Blogs

5 IT performance management lessons to learn from 2015

By Raj Patel, Sr. Director of Corporate and Field Marketing

Our team prides itself on being composed of people with focused and extensive expertise when it comes to IT infrastructure performance management. Our engineers, executives, sales and services teams are well versed in speaking to and delivering solutions to many of the largest enterprises in the business. And, because of the collaborative dialogue we have with our customers and partners, we’re fortunate to have a deep understanding of what it takes to solve the most complex (and often confounding) challenges in enterprise IT infrastructure today. Our Virtual Instruments blog is just one way we share those insights with the wider enterprise IT community, and the following five lessons shared on our blog in the last year are important points that will continue to grow in relevance in 2016 and beyond:

  1. Infrastructure performance means looking beyond utilization metrics

This post analyzed problems with solely relying on utilization metrics to make infrastructure decisions, specifically in terms of over-provisioning and inefficient/ineffective purchasing.

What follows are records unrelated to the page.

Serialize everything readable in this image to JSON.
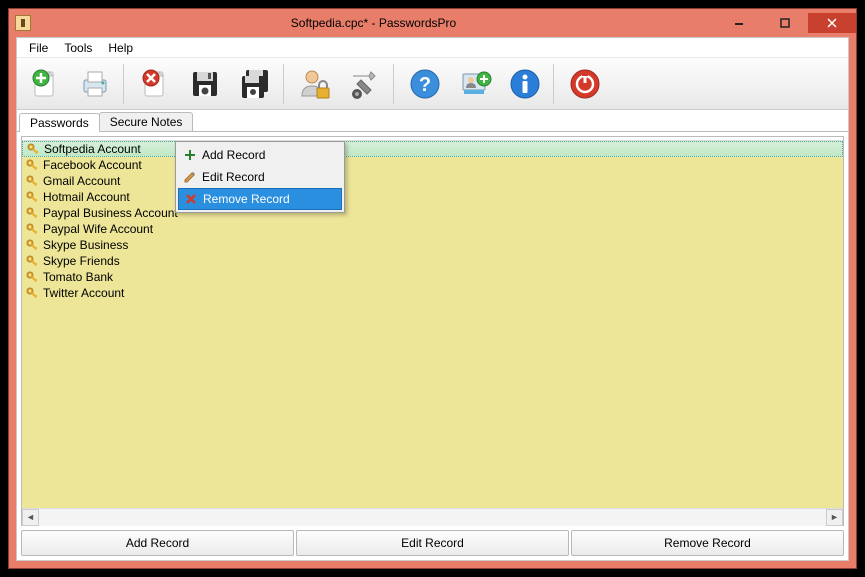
{
  "title": "Softpedia.cpc* - PasswordsPro",
  "menubar": [
    "File",
    "Tools",
    "Help"
  ],
  "tabs": [
    {
      "label": "Passwords",
      "active": true
    },
    {
      "label": "Secure Notes",
      "active": false
    }
  ],
  "records": [
    {
      "label": "Softpedia Account",
      "selected": true
    },
    {
      "label": "Facebook Account",
      "selected": false
    },
    {
      "label": "Gmail Account",
      "selected": false
    },
    {
      "label": "Hotmail Account",
      "selected": false
    },
    {
      "label": "Paypal Business Account",
      "selected": false
    },
    {
      "label": "Paypal Wife Account",
      "selected": false
    },
    {
      "label": "Skype Business",
      "selected": false
    },
    {
      "label": "Skype Friends",
      "selected": false
    },
    {
      "label": "Tomato Bank",
      "selected": false
    },
    {
      "label": "Twitter Account",
      "selected": false
    }
  ],
  "context_menu": [
    {
      "label": "Add Record",
      "icon": "plus",
      "highlight": false
    },
    {
      "label": "Edit Record",
      "icon": "pencil",
      "highlight": false
    },
    {
      "label": "Remove Record",
      "icon": "x",
      "highlight": true
    }
  ],
  "bottom_buttons": [
    "Add Record",
    "Edit Record",
    "Remove Record"
  ],
  "toolbar_icons": [
    "new-doc",
    "print",
    "delete-doc",
    "save",
    "save-all",
    "user-lock",
    "settings",
    "help",
    "user-add",
    "info",
    "power"
  ]
}
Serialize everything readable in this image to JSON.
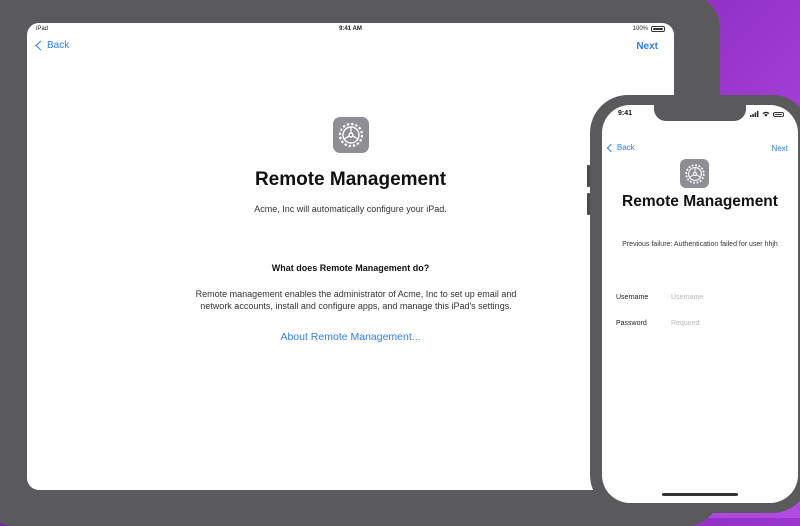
{
  "ipad": {
    "status": {
      "device": "iPad",
      "time": "9:41 AM",
      "battery": "100%"
    },
    "nav": {
      "back": "Back",
      "next": "Next"
    },
    "icon": "settings-gear-icon",
    "title": "Remote Management",
    "subtitle": "Acme, Inc will automatically configure your iPad.",
    "question": "What does Remote Management do?",
    "description": "Remote management enables the administrator of Acme, Inc to set up email and network accounts, install and configure apps, and manage this iPad's settings.",
    "link": "About Remote Management..."
  },
  "iphone": {
    "status": {
      "time": "9:41"
    },
    "nav": {
      "back": "Back",
      "next": "Next"
    },
    "icon": "settings-gear-icon",
    "title": "Remote Management",
    "failure": "Previous failure: Authentication failed for user hhjh",
    "fields": [
      {
        "label": "Username",
        "placeholder": "Username",
        "value": ""
      },
      {
        "label": "Password",
        "placeholder": "Required",
        "value": ""
      }
    ]
  },
  "colors": {
    "accent": "#2f7ef0",
    "background": "#8b2bc0",
    "device_frame": "#5a5a5c"
  }
}
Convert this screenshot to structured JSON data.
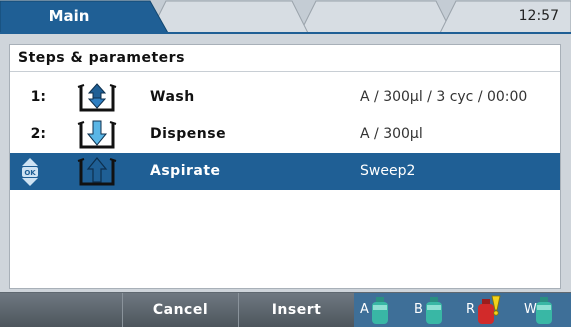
{
  "tabs": {
    "main_label": "Main",
    "clock": "12:57"
  },
  "panel": {
    "title": "Steps & parameters",
    "steps": [
      {
        "number": "1:",
        "icon": "wash-icon",
        "name": "Wash",
        "params": "A / 300µl / 3 cyc / 00:00"
      },
      {
        "number": "2:",
        "icon": "dispense-icon",
        "name": "Dispense",
        "params": "A / 300µl"
      },
      {
        "number": "",
        "icon": "aspirate-icon",
        "name": "Aspirate",
        "params": "Sweep2",
        "selected": true,
        "ok_label": "OK"
      }
    ]
  },
  "softkeys": {
    "key1": "",
    "cancel": "Cancel",
    "insert": "Insert"
  },
  "bottles": [
    {
      "label": "A",
      "color": "#39b7a5"
    },
    {
      "label": "B",
      "color": "#39b7a5"
    },
    {
      "label": "R",
      "color": "#d22a2a",
      "warning": true
    },
    {
      "label": "W",
      "color": "#39b7a5"
    }
  ],
  "colors": {
    "accent": "#1f5f95",
    "tab_active": "#1f5f95"
  }
}
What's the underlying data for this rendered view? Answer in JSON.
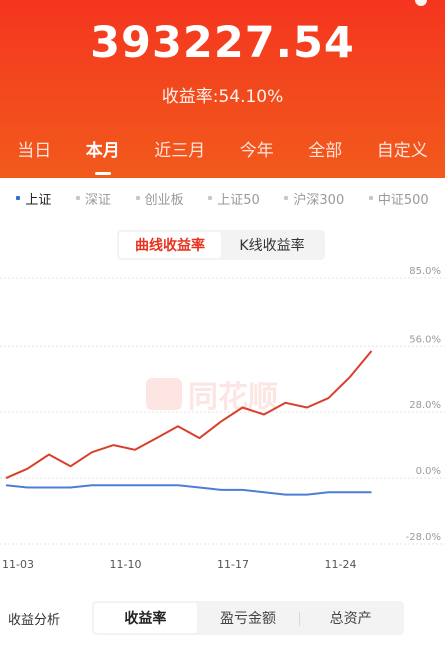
{
  "header": {
    "amount": "393227.54",
    "rate_label": "收益率:54.10%"
  },
  "period_tabs": [
    {
      "label": "当日",
      "active": false
    },
    {
      "label": "本月",
      "active": true
    },
    {
      "label": "近三月",
      "active": false
    },
    {
      "label": "今年",
      "active": false
    },
    {
      "label": "全部",
      "active": false
    },
    {
      "label": "自定义",
      "active": false
    }
  ],
  "index_tabs": [
    {
      "label": "上证",
      "active": true
    },
    {
      "label": "深证",
      "active": false
    },
    {
      "label": "创业板",
      "active": false
    },
    {
      "label": "上证50",
      "active": false
    },
    {
      "label": "沪深300",
      "active": false
    },
    {
      "label": "中证500",
      "active": false
    }
  ],
  "chart_tabs": [
    {
      "label": "曲线收益率",
      "active": true
    },
    {
      "label": "K线收益率",
      "active": false
    }
  ],
  "watermark": "同花顺",
  "colors": {
    "brand_red": "#e8321e",
    "header_red": "#f4401e",
    "benchmark_blue": "#4a7fd8",
    "tab_active_blue": "#2f6fd6"
  },
  "chart_data": {
    "type": "line",
    "y_ticks": [
      "85.0%",
      "56.0%",
      "28.0%",
      "0.0%",
      "-28.0%"
    ],
    "y_tick_values": [
      85,
      56,
      28,
      0,
      -28
    ],
    "ylim": [
      -28,
      85
    ],
    "x_ticks": [
      {
        "label": "11-03",
        "at": 0
      },
      {
        "label": "11-10",
        "at": 5
      },
      {
        "label": "11-17",
        "at": 10
      },
      {
        "label": "11-24",
        "at": 15
      }
    ],
    "x_count": 17,
    "series": [
      {
        "color": "#d9402b",
        "values": [
          0,
          4,
          10,
          5,
          11,
          14,
          12,
          17,
          22,
          17,
          24,
          30,
          27,
          32,
          30,
          34,
          43,
          54
        ]
      },
      {
        "color": "#4a7fd8",
        "values": [
          -3,
          -4,
          -4,
          -4,
          -3,
          -3,
          -3,
          -3,
          -3,
          -4,
          -5,
          -5,
          -6,
          -7,
          -7,
          -6,
          -6,
          -6
        ]
      }
    ]
  },
  "bottom": {
    "label": "收益分析",
    "tabs": [
      {
        "label": "收益率",
        "active": true
      },
      {
        "label": "盈亏金额",
        "active": false
      },
      {
        "label": "总资产",
        "active": false
      }
    ]
  }
}
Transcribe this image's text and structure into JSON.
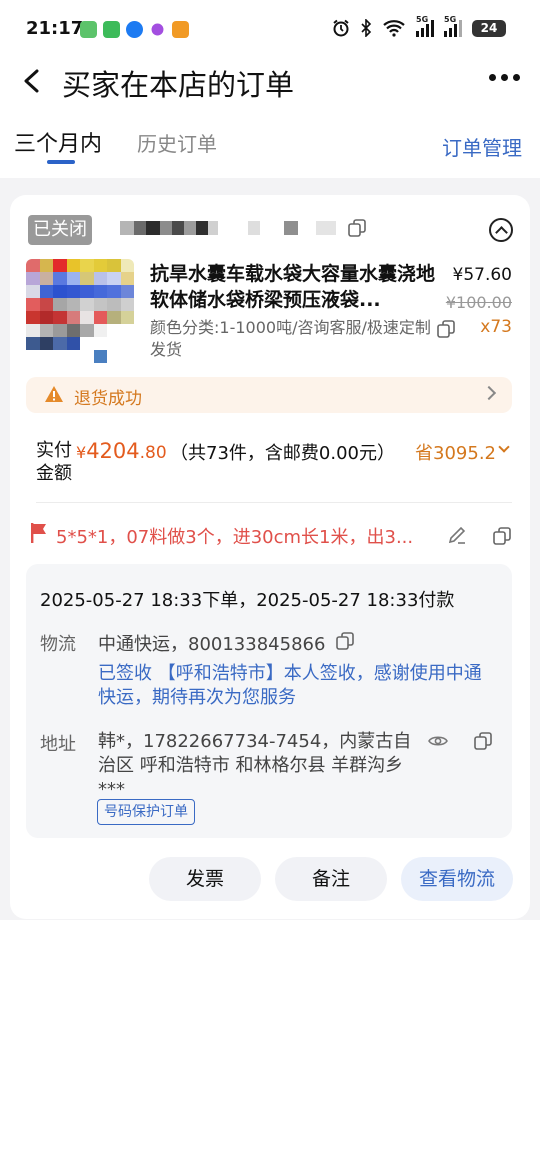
{
  "status_bar": {
    "time": "21:17",
    "battery": "24",
    "network_1": "5G",
    "network_2": "5G",
    "icons": [
      "alarm-icon",
      "bluetooth-icon",
      "wifi-icon",
      "signal-icon",
      "signal-icon",
      "battery-icon"
    ],
    "app_colors": [
      "#5cc36a",
      "#3dbb5a",
      "#1d7bf2",
      "#a34ee0",
      "#f19a25"
    ]
  },
  "header": {
    "title": "买家在本店的订单"
  },
  "tabs": {
    "active": "三个月内",
    "inactive": "历史订单",
    "manage": "订单管理"
  },
  "order": {
    "status_badge": "已关闭",
    "product": {
      "title": "抗旱水囊车载水袋大容量水囊浇地软体储水袋桥梁预压液袋...",
      "price": "¥57.60",
      "original_price": "¥100.00",
      "spec": "颜色分类:1-1000吨/咨询客服/极速定制发货",
      "quantity": "x73"
    },
    "refund_status": "退货成功",
    "payment": {
      "label": "实付金额",
      "currency": "¥",
      "amount_int": "4204",
      "amount_dec": ".80",
      "detail": "（共73件，含邮费0.00元）",
      "saved": "省3095.2"
    },
    "remark": "5*5*1，07料做3个，进30cm长1米，出3...",
    "info": {
      "times": "2025-05-27 18:33下单，2025-05-27 18:33付款",
      "logistics_label": "物流",
      "logistics_value": "中通快运，800133845866",
      "logistics_status": "已签收 【呼和浩特市】本人签收，感谢使用中通快运，期待再次为您服务",
      "address_label": "地址",
      "address_value": "韩*，17822667734-7454，内蒙古自治区 呼和浩特市 和林格尔县 羊群沟乡 ***",
      "privacy_tag": "号码保护订单"
    },
    "actions": {
      "invoice": "发票",
      "note": "备注",
      "logistics": "查看物流"
    },
    "colors": {
      "accent_blue": "#3a6ac4",
      "accent_orange": "#d4781e",
      "price_red": "#e35b1e",
      "remark_red": "#e0504a"
    }
  }
}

When companies don’t understand the true requirements to run their infrastructures efficiently, they spend more than is really required to handle workloads. Additionally, when utilization is the only concern, teams buy for peak capacity, which leads to wasted resources during off-peak hours. By using a holistic approach to IT infrastructure performance analytics, enterprises are solving problems faster and making accurately informed decisions with authoritative data from the entire open-systems stack.

  1. IT teams cut costs after they conduct critical infrastructure audits

A critical infrastructure audit (CIA) is a service that helps teams understand their IT infrastructures before they make any decisions on additional investments. After conducting an audit of an enterprise’s critical infrastructure, companies save substantially by identifying optimal performance-tuning strategies that make their infrastructures operate more efficiently over time—no matter what changes occur—without requiring massive investments. IT decisions, like any other, are made best when all possible information is taken into account. CIAs give teams the deep insights they need to make accurately informed adjustments and purchases, without slowing operations in the process.

  1. Building a baseball team and improving IT infrastructure performance have more in common than you may think

The statistical revolution in Major League Baseball has been well documented. The lessons learned from using deeper data to produce actionable analytics is helping teams win championships. Leveraging a similar analytical approach is also helping IT teams improve digital infrastructure performance. The innovators behind baseball’s increased reliance on analytics simply wanted to understand the game better just as IT teams need a better understanding of their application infrastructures and workload delivery. As IT departments continue to adopt a holistic approach to monitoring and measuring the impact and ripple effect of each and every IO, they are making better decisions and driving optimal performance.

  1. The ‘inevitability of the cloud’ makes performance management a top priority for 2016

Virtual Instruments CEO John Thompson sat down with the hosts of theCUBE at EMC World last year to discuss the company, IT and industry developments. Most poignantly, Thompson discussed the “inevitably” of the cloud. We’ve seen the transition to the cloud come in stages. However, as Thompson said, a full shift isn’t too far out once the right pieces fall into place. Right now, the remaining obstacle is a lack of confidence in the cloud as a host for mission-critical workloads. When performance becomes a priority for vendors on top of availability baselines, IT teams will move to the cloud with greater confidence. Many, including some of our executives, think 2016 will be the year we see more support for these lingering cloud migrations.

  1. Reactive problem-solving no longer has a place in enterprise IT

Businesses rely on their IT departments for everything these days. Whenever a problem arises, it can take hours, days or weeks to solve—setting back entire departments in the process. But the days of reactive problem-solving must end. Businesses need expertly enabled and proactive IT departments that can identify issues as they start to emerge, and that can resolve these issues before they become performance-impacting events causing widespread damage. Three keys goals are achieved when teams are always able to understand where emergent issues are developing in real-time: reducing performance degradations and related events, optimizing application infrastructure for the best workload delivery, and enabling perpetually agile, high-performance IT that supports and drives optimal business outcomes.